Guide: Live Clone MySQL Replication using Percona XtraBackup

Reference: Percona XtraBackup 8.0 Documentation


Prerequisites

Before proceeding, ensure you have the following:

  • Two pre-provisioned Galera clusters (this guide assumes the nodes are already installed with MySQL and Galera). We will not cover the initial base setup of the Galera packages here to keep the guide focused.
  • Network connectivity: Essential Galera ports (3306, 4567, 4568, 4444) must be open across cluster nodes. Specifically, port 9999 must be allowed between Node 1 of Cluster A and Node 1 of Cluster B for the nc stream transfer.
  • GTID Enabled: GTID (Global Transaction Identifier) replication must be enabled in the configuration (gtid_mode=ON and enforce-gtid-consistency=ON) on both clusters beforehand. This guide assumes it is already configured.
  • Zero-Downtime Operation: This procedure is designed to be zero-downtime for the Primary cluster (Cluster A). It is safe to perform on a production environment.

Environment Setup

  • OS: Ubuntu 24.04
  • Privileges: All operations are performed using the root user.

Architecture Topology

We operate with two Galera clusters, each containing 3 nodes:

Cluster A (Primary): Contains existing data.

  • Node 1: 10.0.0.1 (designated as Master)
  • Node 2: 10.0.0.2
  • Node 3: 10.0.0.3

Cluster B (Secondary): Currently empty.

  • Node 1: 10.0.1.1 (designated as Slave)
  • Node 2: 10.0.1.2
  • Node 3: 10.0.1.3

Mermaid

Objective: Create a replication topology ensuring a full database clone, including all users and granted privileges from existing Cluster A (Primary).

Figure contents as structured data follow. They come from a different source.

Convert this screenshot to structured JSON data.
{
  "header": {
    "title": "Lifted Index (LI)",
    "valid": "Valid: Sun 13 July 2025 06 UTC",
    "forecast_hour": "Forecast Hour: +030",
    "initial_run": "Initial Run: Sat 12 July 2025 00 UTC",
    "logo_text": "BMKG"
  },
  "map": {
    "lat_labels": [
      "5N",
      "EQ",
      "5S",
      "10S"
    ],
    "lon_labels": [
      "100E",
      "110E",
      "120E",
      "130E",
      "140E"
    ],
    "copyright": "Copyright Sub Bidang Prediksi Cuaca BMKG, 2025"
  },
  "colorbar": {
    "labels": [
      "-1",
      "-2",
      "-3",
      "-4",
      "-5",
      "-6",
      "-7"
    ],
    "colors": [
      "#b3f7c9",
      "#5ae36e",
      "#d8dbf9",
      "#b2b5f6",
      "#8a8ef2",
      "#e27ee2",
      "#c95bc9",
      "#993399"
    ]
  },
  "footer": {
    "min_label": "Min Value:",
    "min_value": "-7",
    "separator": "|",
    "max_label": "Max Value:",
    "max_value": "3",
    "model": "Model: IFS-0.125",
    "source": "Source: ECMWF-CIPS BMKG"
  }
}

Important Context for Cluster B (Secondary)

After the initial setup of Cluster B (Secondary), gracefully shut down the nodes in reverse order: Node 3, then Node 2.

Only Node 1 should remain active. The goal is to establish replication exclusively on Node 1 first. Once replication is stable, Galera will automatically sync the data to the other nodes when they are powered back on.


1. Install Percona XtraBackup

Execute the following commands on the nodes handling the backup/restore to install Percona XtraBackup 8.0:

apt update
apt install curl -y
curl -O https://repo.percona.com/apt/percona-release_latest.generic_all.deb
apt install gnupg2 lsb-release ./percona-release_latest.generic_all.deb -y
apt update
percona-release setup pxb-80
apt install percona-xtrabackup-80 -y

# Verify installation
xtrabackup --version

Tip: For large databases, it is highly recommended to run the upcoming backup/restore processes inside a screen or tmux session to prevent interruptions.


2. Stream Data from Master to Slave

On the Slave Node (Cluster B (Secondary) - Node 1)

Prepare the MySQL data directory and start a netcat listener (nc) to receive the incoming backup stream:

cd /var/lib/
mv mysql mysql.bak
mkdir mysql && cd mysql

# Listen on port 9999 and extract the incoming xbstream
nc -l 9999 | xbstream -xv

On the Master Node (Cluster A (Primary) - Node 1)

Ensure you have an existing /root/.my.cnf configuration to authenticate XtraBackup without manual password prompts:

# /root/.my.cnf
[client]
user=root
password="<your_password>"
host=localhost

Initiate the backup process and pipe it over the network to the Slave Node (e.g., 10.0.1.1):

mkdir -p /data/tmp
xtrabackup --backup --stream=xbstream --target-dir=/data/tmp/ | nc 10.0.1.1 9999

Wait for the process to output completed OK! on both sides. Once finished, you can press CTRL+C on the Master machine if the command doesn't detach automatically.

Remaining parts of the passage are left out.